Depuis la fin des années 2000, Courtin a vécu dans une valise, enseignant dans des centres bouddhistes du monde entier, ne s’arrêtant qu’en mars 2020 à Sante Fe lorsque la pandémie a frappé. Elle a commencé à enseigner sur Zoom – « J’adore Zoom » – et un ami a créé et gère ses réseaux sociaux. Son compte TikTok, qui compte 85 600 followers, propose de courtes vidéos, répondant parfois à l’actualité, avec des titres comme « Comment vivre dans ce monde sans perdre la tête ».

« Il existe une façon d’utiliser le monde pour développer votre pratique », dit-elle. Prenez l’ancien président américain Donald Trump, par exemple. «Je regardais M. Trump et, au lieu de fulminer et de délirer à quel point il est mauvais, je disais:« Eh bien, ce sont des mensonges, je le reconnais. C’est de la colère, je le reconnais. C’est de la vanité, je le reconnais. C’est de l’arrogance, je le reconnais ». Il n’y a pas une seule putain d’illusion que M. Trump a que je n’ai pas aussi. La vision bouddhiste est que nous avons tous ces états d’esprit ; nous sommes tous dans le même bateau. Alors je dis: « Merci de m’avoir montré comment ne pas être. »
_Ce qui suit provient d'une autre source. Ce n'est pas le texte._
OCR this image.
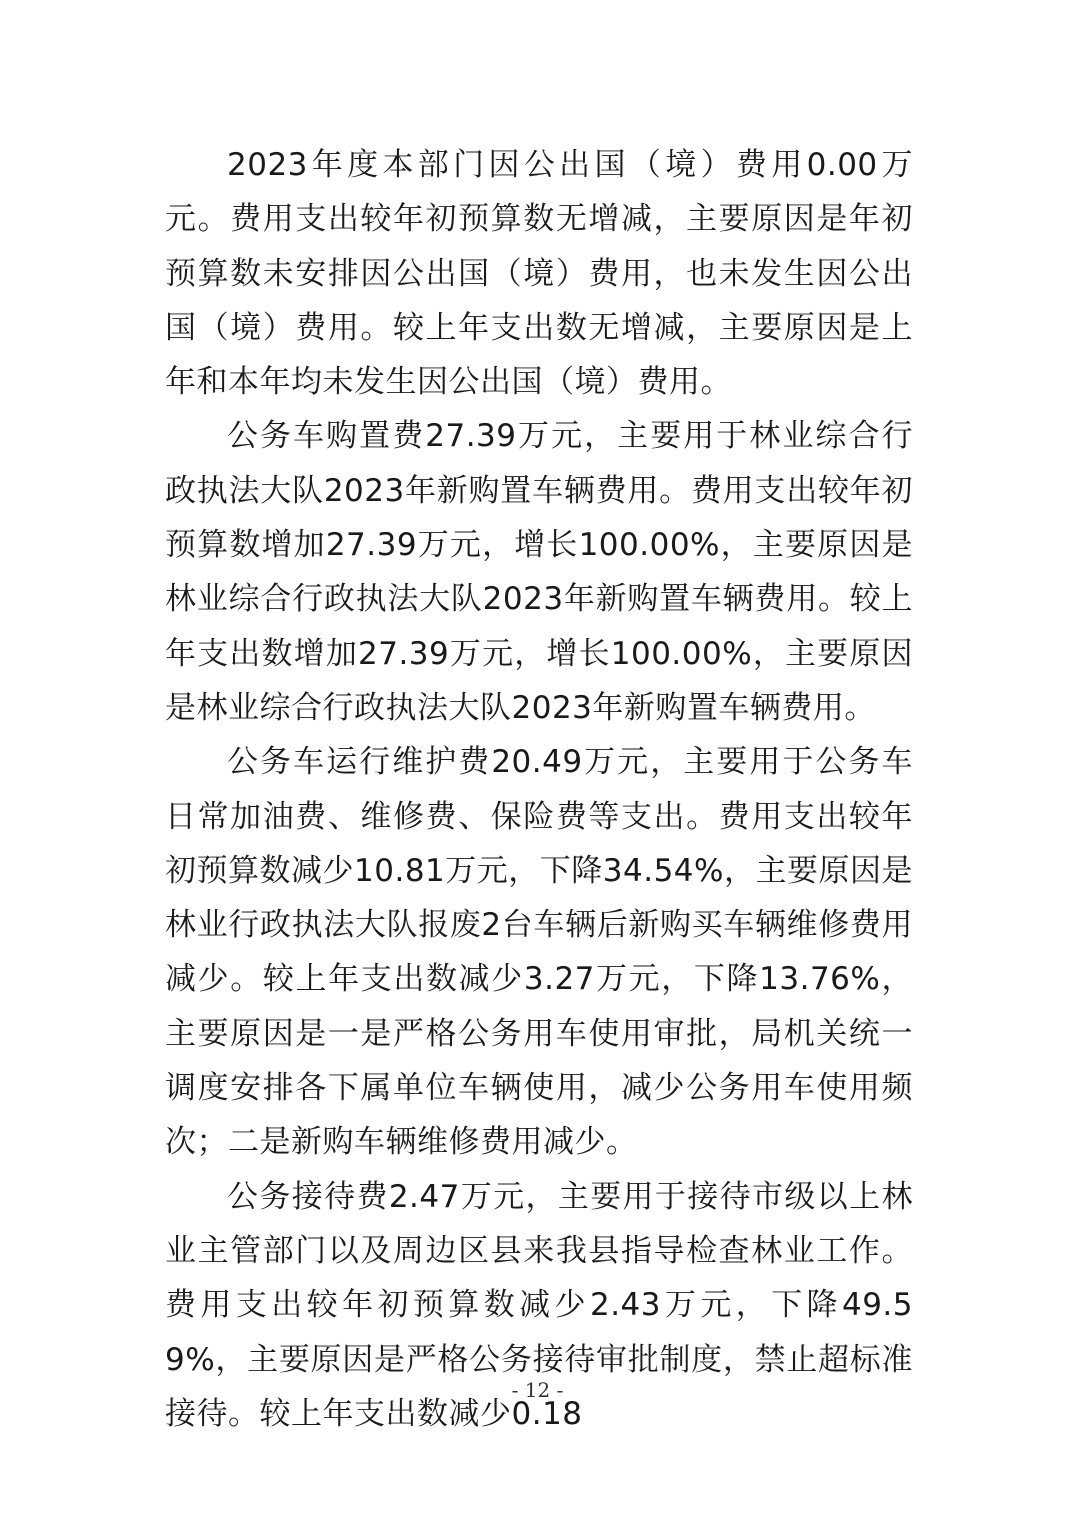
2023年度本部门因公出国（境）费用0.00万元。费用支出较年初预算数无增减，主要原因是年初预算数未安排因公出国（境）费用，也未发生因公出国（境）费用。较上年支出数无增减，主要原因是上年和本年均未发生因公出国（境）费用。

公务车购置费27.39万元，主要用于林业综合行政执法大队2023年新购置车辆费用。费用支出较年初预算数增加27.39万元，增长100.00%，主要原因是林业综合行政执法大队2023年新购置车辆费用。较上年支出数增加27.39万元，增长100.00%，主要原因是林业综合行政执法大队2023年新购置车辆费用。

公务车运行维护费20.49万元，主要用于公务车日常加油费、维修费、保险费等支出。费用支出较年初预算数减少10.81万元，下降34.54%，主要原因是林业行政执法大队报废2台车辆后新购买车辆维修费用减少。较上年支出数减少3.27万元，下降13.76%，主要原因是一是严格公务用车使用审批，局机关统一调度安排各下属单位车辆使用，减少公务用车使用频次；二是新购车辆维修费用减少。

公务接待费2.47万元，主要用于接待市级以上林业主管部门以及周边区县来我县指导检查林业工作。费用支出较年初预算数减少2.43万元，下降49.59%，主要原因是严格公务接待审批制度，禁止超标准接待。较上年支出数减少0.18

- 12 -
Récemment, Courtin a partagé sur les réseaux sociaux que sa sœur, Jan, était décédée des suites d’un accident à la maison. Elle dit que l’énorme réponse à son message « m’a profondément touchée, parce que les gens étaient si gentils ». Elle a pris un vol en provenance des États-Unis dès qu’elle a entendu parler de l’accident. Aux côtés de ses frères et sœurs dans une chambre d’hôpital à Melbourne alors que le système de survie de Jan a été retiré, Courtin a chuchoté les mantras bouddhistes qui accompagnent la mort tandis que le reste de la famille a chanté bruyamment la chanson de l’équipe des Sydney Swans.

Robina Courtin est une nonne bouddhiste de la tradition bouddhiste tibétaine Gelugpa et de la lignée de Lama Thubten Yeshe et Lama Zopa Rinpoche.
Robina Courtin est une nonne bouddhiste de la tradition bouddhiste tibétaine Gelugpa et de la lignée de Lama Thubten Yeshe et Lama Zopa Rinpoche. Photographie: Dean Dampney / The Guardian

Une fois que Courtin aura terminé sa tournée d’enseignement en Australie, elle déménagera à New York, où elle prévoit de s’installer « pour les dernières années de ma vie ». Elle prévoit d’écrire et d’éditer, de poursuivre son étude personnelle et sa pratique bouddhiste, et d’enseigner via Zoom. Peut-être « Je sortirai dans un club de jazz le soir », dit-elle, avant d’ajouter : « Je plaisante, je n’irai probablement pas au club de jazz.

« Je vais essayer de ne pas gâcher ma vie. Essayez de rester utile. Soyez utile avant que je ne meure.